Wie gefährlich, wie thöricht, wie anmaßend ist die Voraussetzung Erwachsener, als könnten sie die Gedanken und Empfindungen der zarten Jugend durchschauen! Wie oft hat diese Anmaßung ein junges Gemüth zu Grunde gerichtet, das bei gebührender Würdigung und treuer Pflege schöne Blüthen getrieben und zarte Früchte getragen hätte!

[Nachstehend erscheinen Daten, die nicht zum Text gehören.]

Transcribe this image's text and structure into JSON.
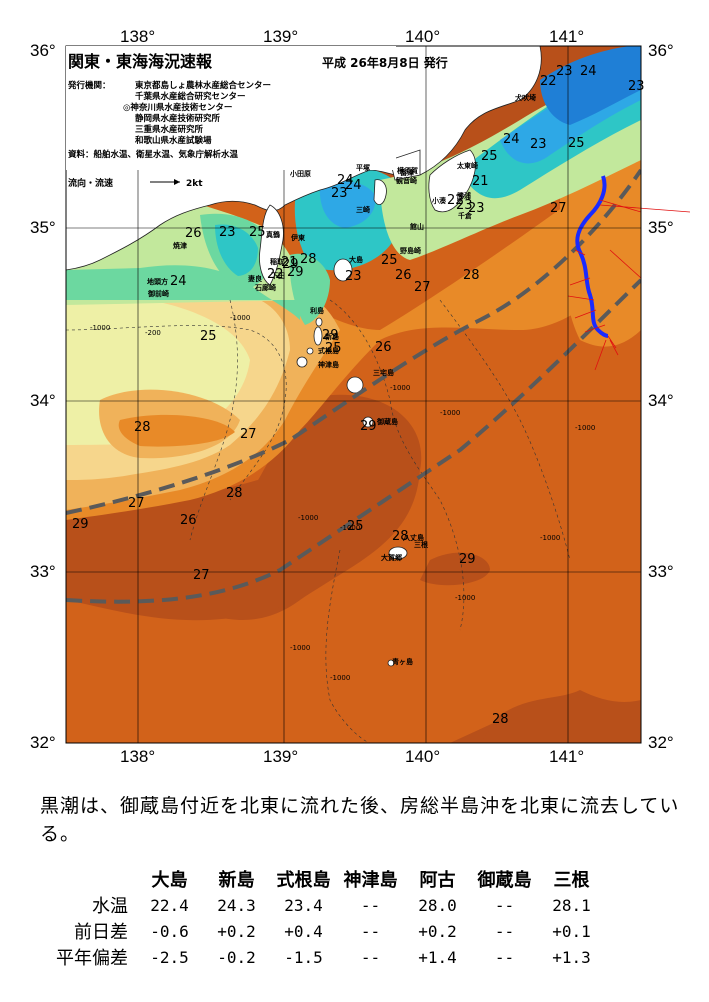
{
  "map": {
    "title": "関東・東海海況速報",
    "issue_date": "平成  26年8月8日  発行",
    "issuer_label": "発行機関：",
    "issuers": [
      "東京都島しょ農林水産総合センター",
      "千葉県水産総合研究センター",
      "◎神奈川県水産技術センター",
      "静岡県水産技術研究所",
      "三重県水産研究所",
      "和歌山県水産試験場"
    ],
    "sources": "資料：船舶水温、衛星水温、気象庁解析水温",
    "current_legend": "流向・流速",
    "current_scale": "2kt",
    "lon_labels_top": [
      "138°",
      "139°",
      "140°",
      "141°"
    ],
    "lon_labels_bottom": [
      "138°",
      "139°",
      "140°",
      "141°"
    ],
    "lat_labels_left": [
      "36°",
      "35°",
      "34°",
      "33°",
      "32°"
    ],
    "lat_labels_right": [
      "36°",
      "35°",
      "34°",
      "33°",
      "32°"
    ],
    "temperature_labels": [
      "22",
      "23",
      "24",
      "23",
      "25",
      "23",
      "24",
      "25",
      "23",
      "21",
      "22",
      "23",
      "27",
      "24",
      "23",
      "24",
      "25",
      "23",
      "26",
      "21",
      "22",
      "25",
      "23",
      "26",
      "25",
      "27",
      "28",
      "24",
      "25",
      "26",
      "28",
      "27",
      "27",
      "28",
      "26",
      "25",
      "28",
      "29",
      "27",
      "29",
      "28",
      "29",
      "29",
      "29",
      "28",
      "29"
    ],
    "depth_labels": [
      "-1000",
      "-200",
      "-1000",
      "-1000",
      "-1000",
      "-1000",
      "-1000",
      "-1000",
      "-1000",
      "-1000",
      "-1000",
      "-1000"
    ],
    "place_names": [
      "犬吠埼",
      "太東崎",
      "勝浦",
      "小湊",
      "野島崎",
      "館山",
      "千倉",
      "観音崎",
      "横須賀",
      "平塚",
      "小田原",
      "富津",
      "三崎",
      "真鶴",
      "伊東",
      "稲取",
      "下田",
      "石廊崎",
      "妻良",
      "焼津",
      "御前崎",
      "地頭方",
      "大島",
      "利島",
      "新島",
      "式根島",
      "神津島",
      "三宅島",
      "御蔵島",
      "八丈島",
      "三根",
      "大賀郷",
      "青ヶ島"
    ],
    "colors": {
      "t29plus": "#b8501a",
      "t28": "#d2621a",
      "t27": "#e88a28",
      "t26": "#f0b25a",
      "t25": "#f6d68c",
      "t24": "#eef0a6",
      "t23": "#c2e89c",
      "t22": "#6cd8a0",
      "t21": "#2ec6c6",
      "t20": "#2ea8e6",
      "land": "#ffffff",
      "kuroshio_axis": "#1a2aff",
      "current_arrows": "#e01010",
      "kuroshio_band": "#5a5a5a"
    }
  },
  "summary": "黒潮は、御蔵島付近を北東に流れた後、房総半島沖を北東に流去している。",
  "table": {
    "columns": [
      "大島",
      "新島",
      "式根島",
      "神津島",
      "阿古",
      "御蔵島",
      "三根"
    ],
    "rows": [
      {
        "label": "水温",
        "values": [
          "22.4",
          "24.3",
          "23.4",
          "--",
          "28.0",
          "--",
          "28.1"
        ]
      },
      {
        "label": "前日差",
        "values": [
          "-0.6",
          "+0.2",
          "+0.4",
          "--",
          "+0.2",
          "--",
          "+0.1"
        ]
      },
      {
        "label": "平年偏差",
        "values": [
          "-2.5",
          "-0.2",
          "-1.5",
          "--",
          "+1.4",
          "--",
          "+1.3"
        ]
      }
    ]
  }
}
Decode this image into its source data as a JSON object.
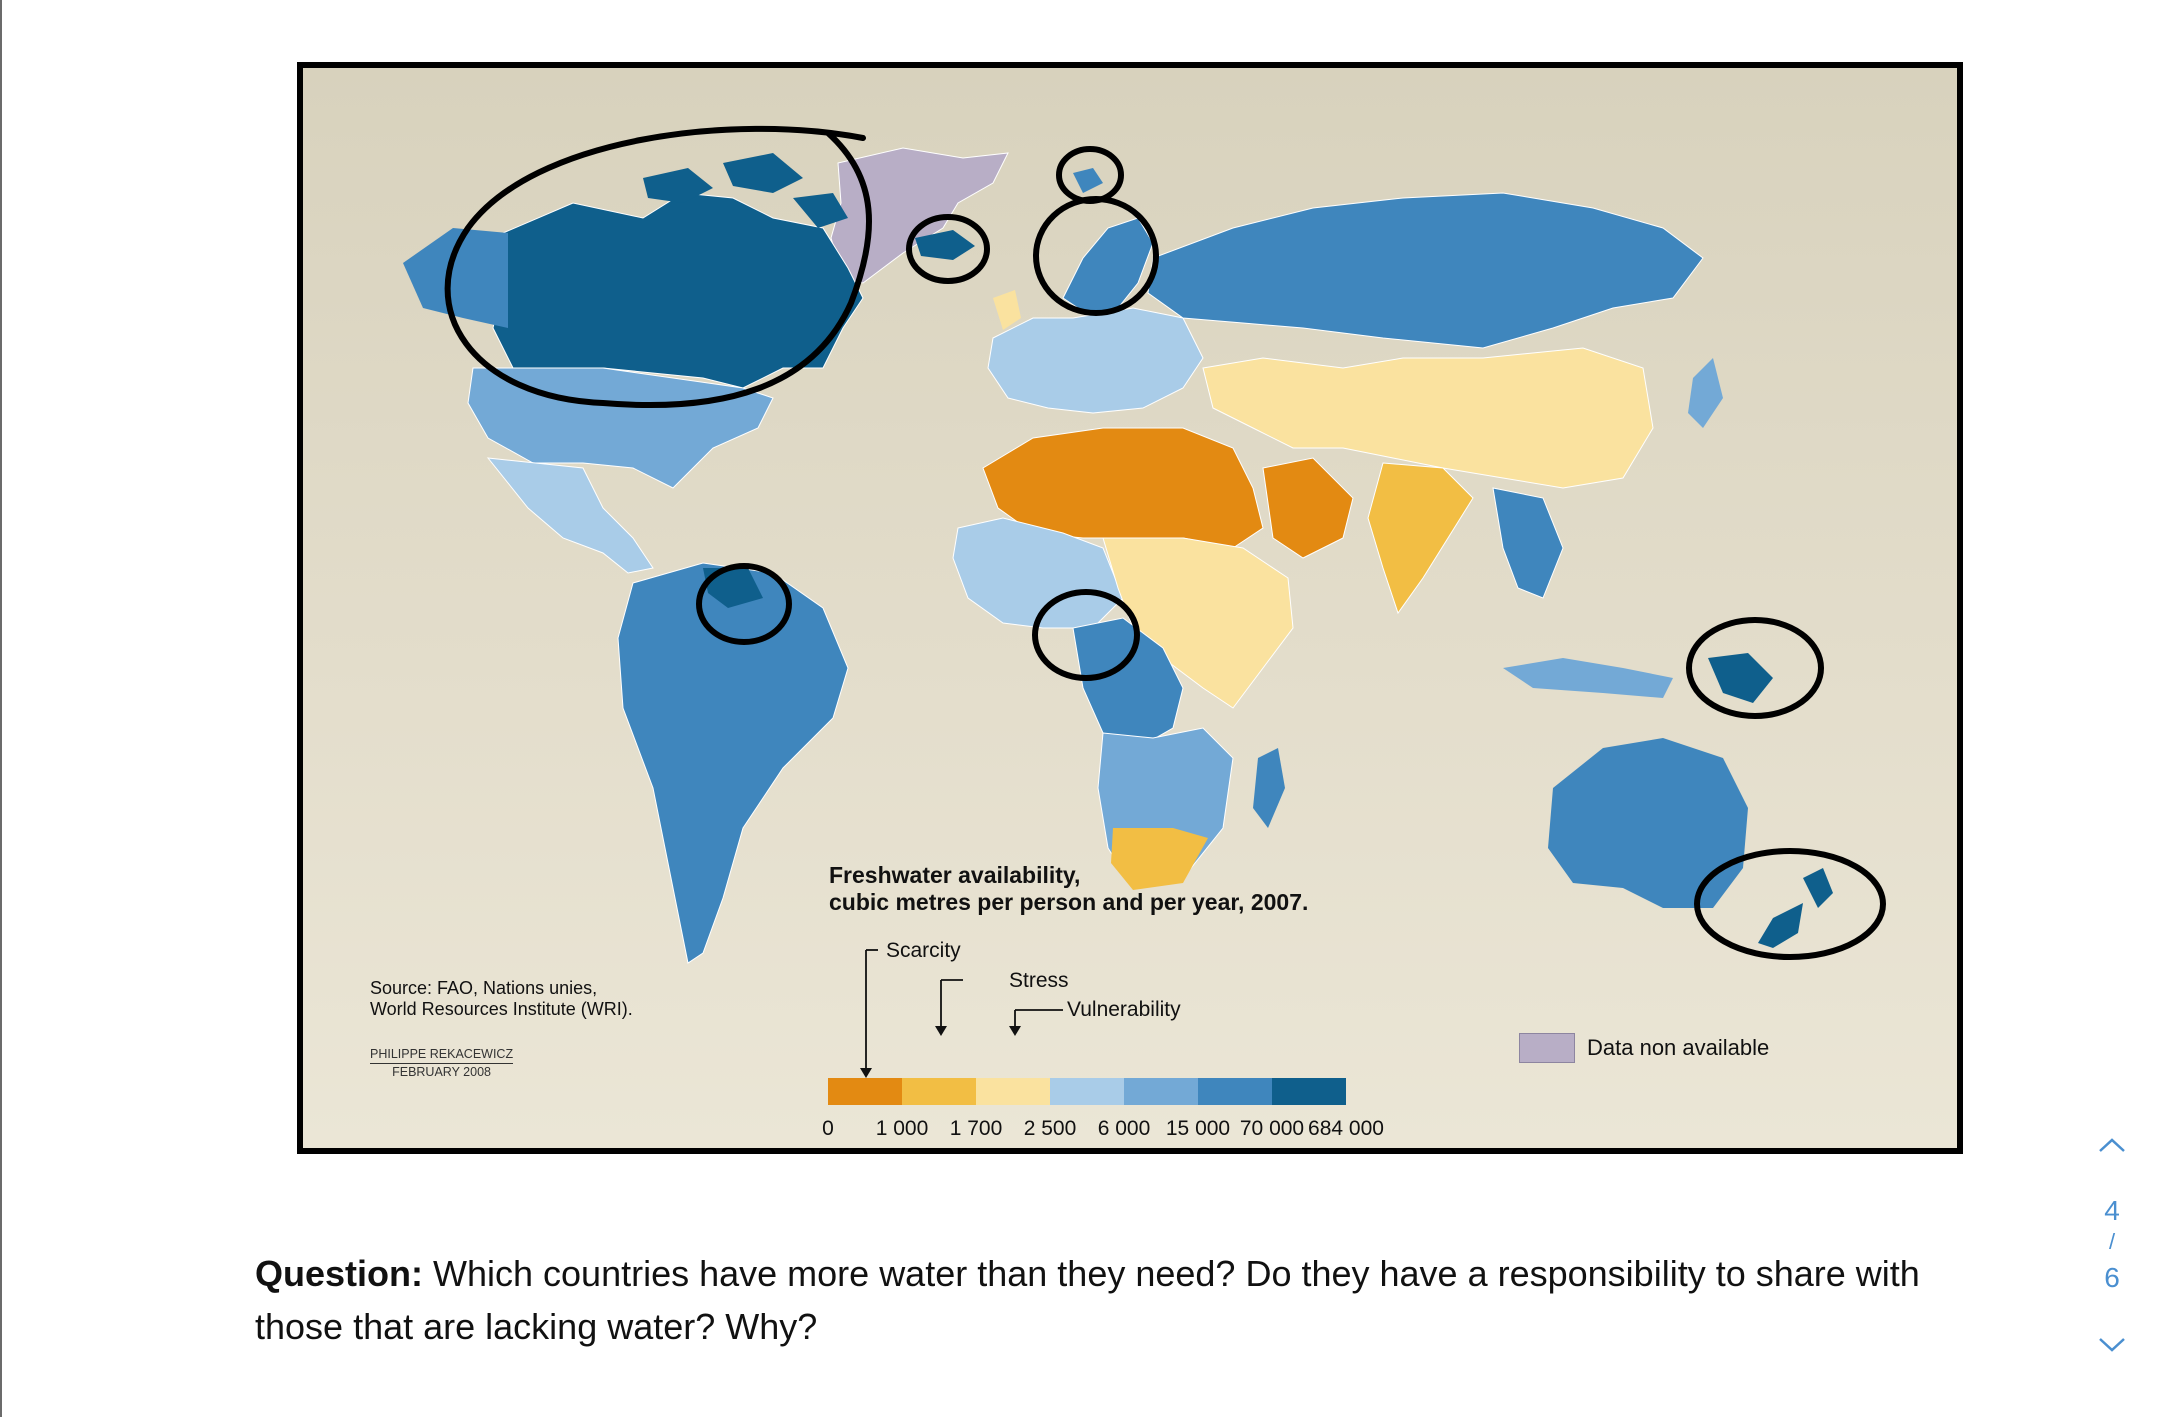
{
  "map": {
    "legend_title_line1": "Freshwater availability,",
    "legend_title_line2": "cubic metres per person and per year, 2007.",
    "labels": {
      "scarcity": "Scarcity",
      "stress": "Stress",
      "vulnerability": "Vulnerability"
    },
    "scale_ticks": [
      "0",
      "1 000",
      "1 700",
      "2 500",
      "6 000",
      "15 000",
      "70 000",
      "684 000"
    ],
    "scale_colors": [
      "#e38a12",
      "#f2be44",
      "#fae29f",
      "#a9cce8",
      "#73a9d6",
      "#3f86bd",
      "#0f5f8c"
    ],
    "no_data_label": "Data non available",
    "no_data_color": "#b8aec6",
    "source_line1": "Source: FAO, Nations unies,",
    "source_line2": "World Resources Institute (WRI).",
    "author": "PHILIPPE REKACEWICZ",
    "date": "FEBRUARY 2008",
    "annotation_color": "#000000"
  },
  "question": {
    "label": "Question:",
    "text": " Which countries have more water than they need? Do they have a responsibility to share with those that are lacking water? Why?"
  },
  "pager": {
    "current": "4",
    "separator": "/",
    "total": "6",
    "accent_color": "#4a8fd0"
  }
}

Die Röthe der gekränkten Tugend ist so tief, als die Röthe der Schuld – und die Blässe des zusammen gedrängten Muthes so auffallend, als die Blässe der Furcht; die Festigkeit des Bewußtseins der Unschuld wird nur zu oft als Trotz des verhärteten Lasters ausgelegt – und die Thränen, die das Gefühl des erlittenen Unrechts auspreßt, das Verstummen der Zunge, welche durch die Beklommenheit des verwundeten Herzens der Sprache beraubt wird, das Zittern des kleinen Körpers, den die heftige Aufregung erschüttert, all dies wird gar oft vom Vorurtheile und Starrsinn der Anwesenden gerade den entgegengesetzten Leidenschaften zugeschrieben. Die Jugend sollte nie hart beurtheilt und, sogar wenn sie auf Irrwegen wandelt und das Urtheil verdient, stets mit Liebe zurückgerufen werden, – und wer anders bandelt und sie den Stürmen der Welt überläßt, ist verantwortlich für den Verstoßenen.